Quasi aus dem Nichts hat sich Nomady in der Tourismus Szene etabliert. Der Online-Marktplatz ermöglicht legales Campieren in der Natur. CEO Oliver Huber denkt das Thema weiter.

Das Touristik-Startup Nomady verbindet Landbesitzer mit naturbegeisterten Campern. Statt auf überfüllten Campingplätzen zu logieren oder in der Wildnis mit geltenden Regeln zu kollidieren, bietet Nomady über seinen Online-Marktplatz seinen Usern legale Stellplätze und somit ein Campingabenteuer fernab vom konventionellen Campingplatz.
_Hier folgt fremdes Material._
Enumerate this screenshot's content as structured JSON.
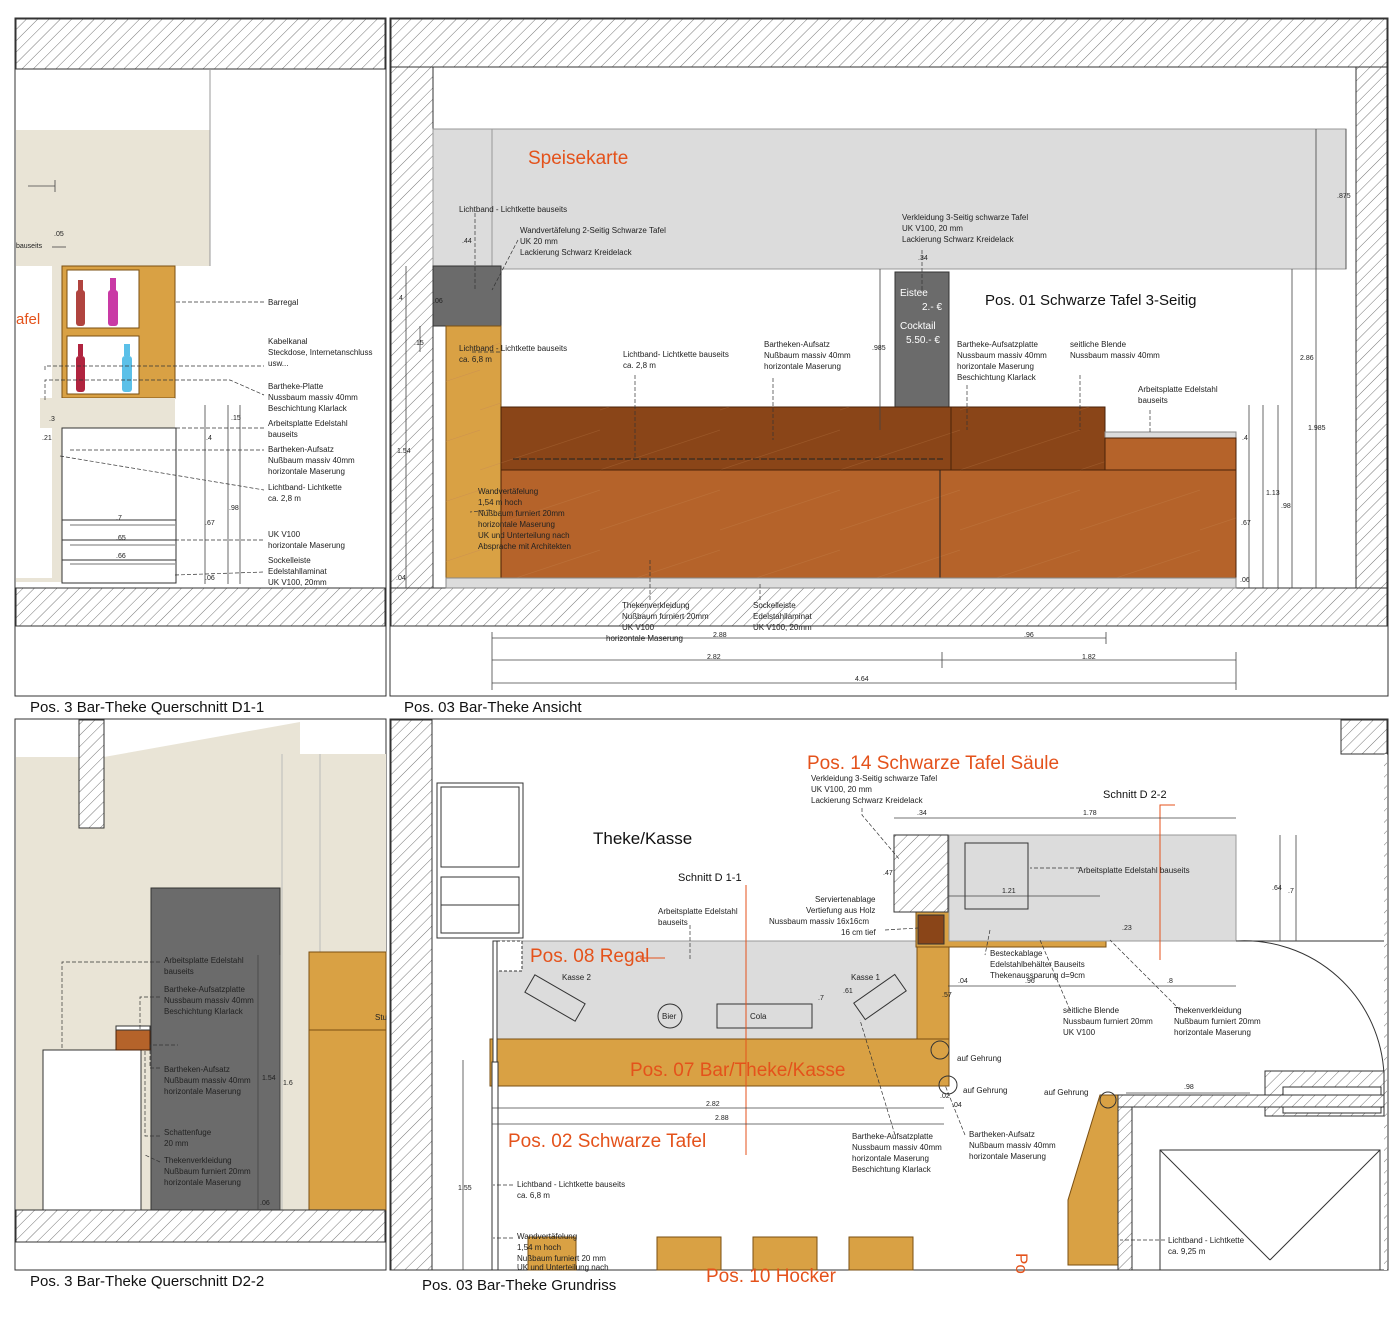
{
  "captions": {
    "p1": "Pos. 3  Bar-Theke Querschnitt D1-1",
    "p2": "Pos. 03  Bar-Theke Ansicht",
    "p3": "Pos. 3  Bar-Theke Querschnitt D2-2",
    "p4": "Pos. 03 Bar-Theke Grundriss"
  },
  "colors": {
    "wood": "#b5632a",
    "wood_dark": "#8a4518",
    "oak": "#d9a144",
    "grey_board": "#6b6b6b",
    "light_grey": "#dcdcdc",
    "beige": "#e9e4d6",
    "orange_text": "#e4521b"
  },
  "d1": {
    "label_fragment": "afel",
    "bauseits_fragment": "bauseits",
    "dims": {
      "d05": ".05",
      "d3": ".3",
      "d21": ".21",
      "d15": ".15",
      "d4": ".4",
      "d98": ".98",
      "d67": ".67",
      "d7": ".7",
      "d65": ".65",
      "d66": ".66",
      "d06": ".06"
    },
    "notes": {
      "barregal": "Barregal",
      "kabel": [
        "Kabelkanal",
        "Steckdose, Internetanschluss",
        "usw..."
      ],
      "platte": [
        "Bartheke-Platte",
        "Nussbaum massiv 40mm",
        "Beschichtung Klarlack"
      ],
      "arbeitsplatte": [
        "Arbeitsplatte Edelstahl",
        "bauseits"
      ],
      "aufsatz": [
        "Bartheken-Aufsatz",
        "Nußbaum massiv 40mm",
        "horizontale Maserung"
      ],
      "lichtband": [
        "Lichtband- Lichtkette",
        "ca. 2,8 m"
      ],
      "uk": [
        "UK V100",
        "horizontale Maserung"
      ],
      "sockel": [
        "Sockelleiste",
        "Edelstahllaminat",
        "UK V100, 20mm"
      ]
    }
  },
  "d2": {
    "speisekarte": "Speisekarte",
    "pos01": "Pos. 01  Schwarze Tafel 3-Seitig",
    "column_text": [
      "Eistee",
      "2.- €",
      "Cocktail",
      "5.50.- €"
    ],
    "dims": {
      "d44": ".44",
      "d34": ".34",
      "d875": ".875",
      "d286": "2.86",
      "d1985": "1.985",
      "d985": ".985",
      "d4": ".4",
      "d15": ".15",
      "d154": "1.54",
      "d04": ".04",
      "d06": ".06",
      "d4b": ".4",
      "d113": "1.13",
      "d98": ".98",
      "d67": ".67",
      "d06b": ".06",
      "d288": "2.88",
      "d96": ".96",
      "d282": "2.82",
      "d182": "1.82",
      "d464": "4.64"
    },
    "notes": {
      "lichtband_top": "Lichtband - Lichtkette bauseits",
      "wandverk": [
        "Wandvertäfelung 2-Seitig Schwarze Tafel",
        "UK 20 mm",
        "Lackierung Schwarz Kreidelack"
      ],
      "verkleidung": [
        "Verkleidung 3-Seitig schwarze Tafel",
        "UK V100, 20 mm",
        "Lackierung Schwarz Kreidelack"
      ],
      "lichtkette_left": [
        "Lichtband - Lichtkette bauseits",
        "ca. 6,8 m"
      ],
      "lichtband_mid": [
        "Lichtband- Lichtkette bauseits",
        "ca. 2,8 m"
      ],
      "aufsatz": [
        "Bartheken-Aufsatz",
        "Nußbaum massiv 40mm",
        "horizontale Maserung"
      ],
      "aufsatzplatte": [
        "Bartheke-Aufsatzplatte",
        "Nussbaum massiv 40mm",
        "horizontale Maserung",
        "Beschichtung Klarlack"
      ],
      "blende": [
        "seitliche Blende",
        "Nussbaum massiv 40mm"
      ],
      "arbeitsplatte": [
        "Arbeitsplatte Edelstahl",
        "bauseits"
      ],
      "wandvertaefelung": [
        "Wandvertäfelung",
        "1,54 m hoch",
        "Nußbaum furniert 20mm",
        "horizontale Maserung",
        "UK und Unterteilung nach",
        "Absprache mit Architekten"
      ],
      "thekenverk": [
        "Thekenverkleidung",
        "Nußbaum furniert 20mm",
        "UK V100",
        "horizontale Maserung"
      ],
      "sockel": [
        "Sockelleiste",
        "Edelstahllaminat",
        "UK V100, 20mm"
      ]
    }
  },
  "d3": {
    "notes": {
      "arbeitsplatte": [
        "Arbeitsplatte Edelstahl",
        "bauseits"
      ],
      "aufsatzplatte": [
        "Bartheke-Aufsatzplatte",
        "Nussbaum massiv 40mm",
        "Beschichtung Klarlack"
      ],
      "aufsatz": [
        "Bartheken-Aufsatz",
        "Nußbaum massiv 40mm",
        "horizontale Maserung"
      ],
      "schattenfuge": [
        "Schattenfuge",
        "20 mm"
      ],
      "thekenverk": [
        "Thekenverkleidung",
        "Nußbaum furniert 20mm",
        "horizontale Maserung"
      ]
    },
    "dims": {
      "d154": "1.54",
      "d16": "1.6",
      "d06": ".06"
    },
    "fragment": "Stu"
  },
  "d4": {
    "pos14": "Pos. 14 Schwarze Tafel Säule",
    "pos08": "Pos. 08 Regal",
    "pos07": "Pos. 07 Bar/Theke/Kasse",
    "pos02": "Pos. 02 Schwarze Tafel",
    "pos10": "Pos. 10 Hocker",
    "pos_frag": "Po",
    "theke_kasse": "Theke/Kasse",
    "schnitt_d11": "Schnitt D 1-1",
    "schnitt_d22": "Schnitt D 2-2",
    "kasse1": "Kasse 1",
    "kasse2": "Kasse 2",
    "bier": "Bier",
    "cola": "Cola",
    "gehrung1": "auf Gehrung",
    "gehrung2": "auf Gehrung",
    "gehrung3": "auf Gehrung",
    "dims": {
      "d34": ".34",
      "d178": "1.78",
      "d47": ".47",
      "d121": "1.21",
      "d64": ".64",
      "d7": ".7",
      "d23": ".23",
      "d04": ".04",
      "d57": ".57",
      "d96": ".96",
      "d8": ".8",
      "d7b": ".7",
      "d61": ".61",
      "d98": ".98",
      "d282": "2.82",
      "d288": "2.88",
      "d02": ".02",
      "d04b": ".04",
      "d155": "1.55"
    },
    "notes": {
      "verkleidung": [
        "Verkleidung 3-Seitig schwarze Tafel",
        "UK V100, 20 mm",
        "Lackierung Schwarz Kreidelack"
      ],
      "arbeitsplatte_right": "Arbeitsplatte Edelstahl bauseits",
      "arbeitsplatte_left": [
        "Arbeitsplatte Edelstahl",
        "bauseits"
      ],
      "servier": [
        "Serviertenablage",
        "Vertiefung aus Holz",
        "Nussbaum massiv 16x16cm",
        "16 cm tief"
      ],
      "besteck": [
        "Besteckablage",
        "Edelstahlbehälter Bauseits",
        "Thekenaussparung d=9cm"
      ],
      "blende": [
        "seitliche Blende",
        "Nussbaum furniert 20mm",
        "UK V100"
      ],
      "thekenverk": [
        "Thekenverkleidung",
        "Nußbaum furniert 20mm",
        "horizontale Maserung"
      ],
      "aufsatzplatte": [
        "Bartheke-Aufsatzplatte",
        "Nussbaum massiv 40mm",
        "horizontale Maserung",
        "Beschichtung Klarlack"
      ],
      "aufsatz": [
        "Bartheken-Aufsatz",
        "Nußbaum massiv 40mm",
        "horizontale Maserung"
      ],
      "lichtband_left": [
        "Lichtband - Lichtkette bauseits",
        "ca. 6,8 m"
      ],
      "wand": [
        "Wandvertäfelung",
        "1,54 m hoch",
        "Nußbaum furniert 20 mm",
        "UK und Unterteilung nach"
      ],
      "lichtband_right": [
        "Lichtband - Lichtkette",
        "ca. 9,25 m"
      ]
    }
  }
}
Das Soft-Adventure-Angebot des Schweizer Touristik-Neulings aus Einsiedeln im Kanton Schwyz lautet so: Übernachten für Naturliebhaber draussen in der Wildnis – aber auf der sicheren Seite.

Nomady CEO: «Keine Dusche? Spring doch mal in den Fluss!»

In der Regel weisen diese Campier-Plätze einen gewissen Basis-Komfort auf, sie sind meist mit Holztisch und Bänken, Feuerstelle oder Feuerschale, Zugung zu einer Toilette und einem Gewässer in der Nähe ausgestattet. Eine Dusche gehört nicht immer dazu.

Erfrischender Kommentar dazu vom Nomady-CEO: «Keine Dusche? Spring doch mal in den Fluss!» Warum auch nicht? Schliesslich gehört es beim Reisen in die Natur zum Erlebnis, auch mal unter dem üblichen Standard zu bleiben. Oder das Baden in freier Natur zum neuen Standard zu machen.

Nomady bietet eine Plattform fürs Camping in freier Natur.
Nomady vermittelt private Camping-Stellplätze, zum Beispiel am Waldrand. Aber nicht am Rande des Gesetzes. (Bild: zvg)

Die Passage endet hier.